The Good: Themes, Decent use of the expanded cast
The Bad: Unlikable characters, Plot is more set-up than substance
The Basics: More a tease for the final installment, The Hunger Games: Mockingjay – Part 1 is thematically heavy-handed and the film is surprisingly easy to skip!
Despite the fact that my review of Catching Fire (that’s here!) remains one of my most-read reviews, I am not what one might call an enthusiast of The Hunger Games franchise. In fact, when the cinematic rendition of The Hunger Games (reviewed here!) was released, I argued that even reviewing it was utterly pointless; the novel series had such a huge fanbase and Lionsgate had thrown so much advertising at the undecided masses that it was going to be a huge phenomenon regardless of critical analysis. At this point, there is little purpose to bothering to review The Hunger Games: Mockingjay – Part 1, either, except for those who might have soured on the franchise from the first two films and need a reason to go and see it or skip it.
My vote is actually in the “skip it” category.
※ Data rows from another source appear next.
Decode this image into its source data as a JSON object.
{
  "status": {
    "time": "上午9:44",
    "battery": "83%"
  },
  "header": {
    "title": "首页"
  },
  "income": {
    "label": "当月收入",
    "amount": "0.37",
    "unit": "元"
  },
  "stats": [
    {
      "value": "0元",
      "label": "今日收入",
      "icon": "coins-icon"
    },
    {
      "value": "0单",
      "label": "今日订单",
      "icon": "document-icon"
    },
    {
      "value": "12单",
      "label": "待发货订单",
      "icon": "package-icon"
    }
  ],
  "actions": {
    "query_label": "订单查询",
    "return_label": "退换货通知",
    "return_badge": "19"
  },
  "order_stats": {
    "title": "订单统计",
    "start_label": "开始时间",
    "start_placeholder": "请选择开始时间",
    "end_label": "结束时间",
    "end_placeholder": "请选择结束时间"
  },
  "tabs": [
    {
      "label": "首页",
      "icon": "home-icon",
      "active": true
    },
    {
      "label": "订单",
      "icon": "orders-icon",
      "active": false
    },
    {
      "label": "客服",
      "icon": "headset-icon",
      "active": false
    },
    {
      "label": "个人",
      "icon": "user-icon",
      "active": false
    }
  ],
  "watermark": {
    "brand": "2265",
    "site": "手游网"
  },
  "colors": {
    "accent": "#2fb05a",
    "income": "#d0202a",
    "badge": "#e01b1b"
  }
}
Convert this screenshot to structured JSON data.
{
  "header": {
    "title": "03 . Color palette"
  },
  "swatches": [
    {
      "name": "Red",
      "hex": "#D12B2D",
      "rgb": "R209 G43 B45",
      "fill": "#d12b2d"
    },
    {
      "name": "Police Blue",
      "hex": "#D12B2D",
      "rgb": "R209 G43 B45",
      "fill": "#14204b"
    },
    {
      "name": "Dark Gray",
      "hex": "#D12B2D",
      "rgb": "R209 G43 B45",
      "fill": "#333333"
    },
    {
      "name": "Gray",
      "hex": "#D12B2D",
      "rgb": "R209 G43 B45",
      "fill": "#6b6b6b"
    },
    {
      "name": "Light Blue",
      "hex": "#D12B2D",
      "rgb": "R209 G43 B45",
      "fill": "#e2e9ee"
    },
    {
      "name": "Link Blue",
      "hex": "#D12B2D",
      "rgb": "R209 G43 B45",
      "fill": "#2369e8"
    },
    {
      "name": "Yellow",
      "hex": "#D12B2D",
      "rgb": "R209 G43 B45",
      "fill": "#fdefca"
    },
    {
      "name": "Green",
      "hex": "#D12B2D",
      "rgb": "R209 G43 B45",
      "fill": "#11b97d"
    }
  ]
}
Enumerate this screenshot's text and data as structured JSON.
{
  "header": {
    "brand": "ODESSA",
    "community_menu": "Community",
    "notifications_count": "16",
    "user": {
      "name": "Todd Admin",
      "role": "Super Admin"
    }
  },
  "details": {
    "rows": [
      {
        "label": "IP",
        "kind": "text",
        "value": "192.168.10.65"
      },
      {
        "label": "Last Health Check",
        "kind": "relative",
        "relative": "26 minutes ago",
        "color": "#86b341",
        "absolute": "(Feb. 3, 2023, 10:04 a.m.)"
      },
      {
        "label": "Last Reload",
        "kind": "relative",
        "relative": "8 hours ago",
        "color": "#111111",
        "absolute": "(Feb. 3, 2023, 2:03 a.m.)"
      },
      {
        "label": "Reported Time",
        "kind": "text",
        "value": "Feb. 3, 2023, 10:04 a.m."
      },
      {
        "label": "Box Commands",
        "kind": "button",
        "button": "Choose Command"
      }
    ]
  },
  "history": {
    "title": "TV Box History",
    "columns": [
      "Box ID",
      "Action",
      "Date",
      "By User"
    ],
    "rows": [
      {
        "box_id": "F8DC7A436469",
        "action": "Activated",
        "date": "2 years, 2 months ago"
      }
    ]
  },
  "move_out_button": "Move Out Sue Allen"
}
Not since 28 Weeks Later (reviewed here!) has there been such an unnecessary sequel. The Hunger Games: Mockingjay – Part 1 is entirely a transition movie and given where it begins (desperately hinging on seeing Catching Fire) and where is ends (with, presumably*, the initiating incident which will finally crystallize the budding rebellion in the world of Panem), it seems like it would be virtually impossible to watch The Hunger Games: Mockingjay – Part 2 when it is released next year and not get everything that happens in Part 1 from context clues. Seriously; if anyone out there is on the fence and willing to try, I’d love to be proven right on this one! The reason for this is simple: despite the influx of characters into the universe of The Hunger Games, the ones who survive The Hunger Games: Mockingjay – Part 1 are only incrementally moved in this film. And, on the plot front, what events do occur in the film have ramifications that will undeniably be self-evident in the second part . . . and the rest is just a dressed up version of what we saw in Catching Fire. [* I wrote “presumably” because I have not read the books, so perhaps the final film will take an abrupt right turn from the direction it has been going for the past three films, though I doubt it!]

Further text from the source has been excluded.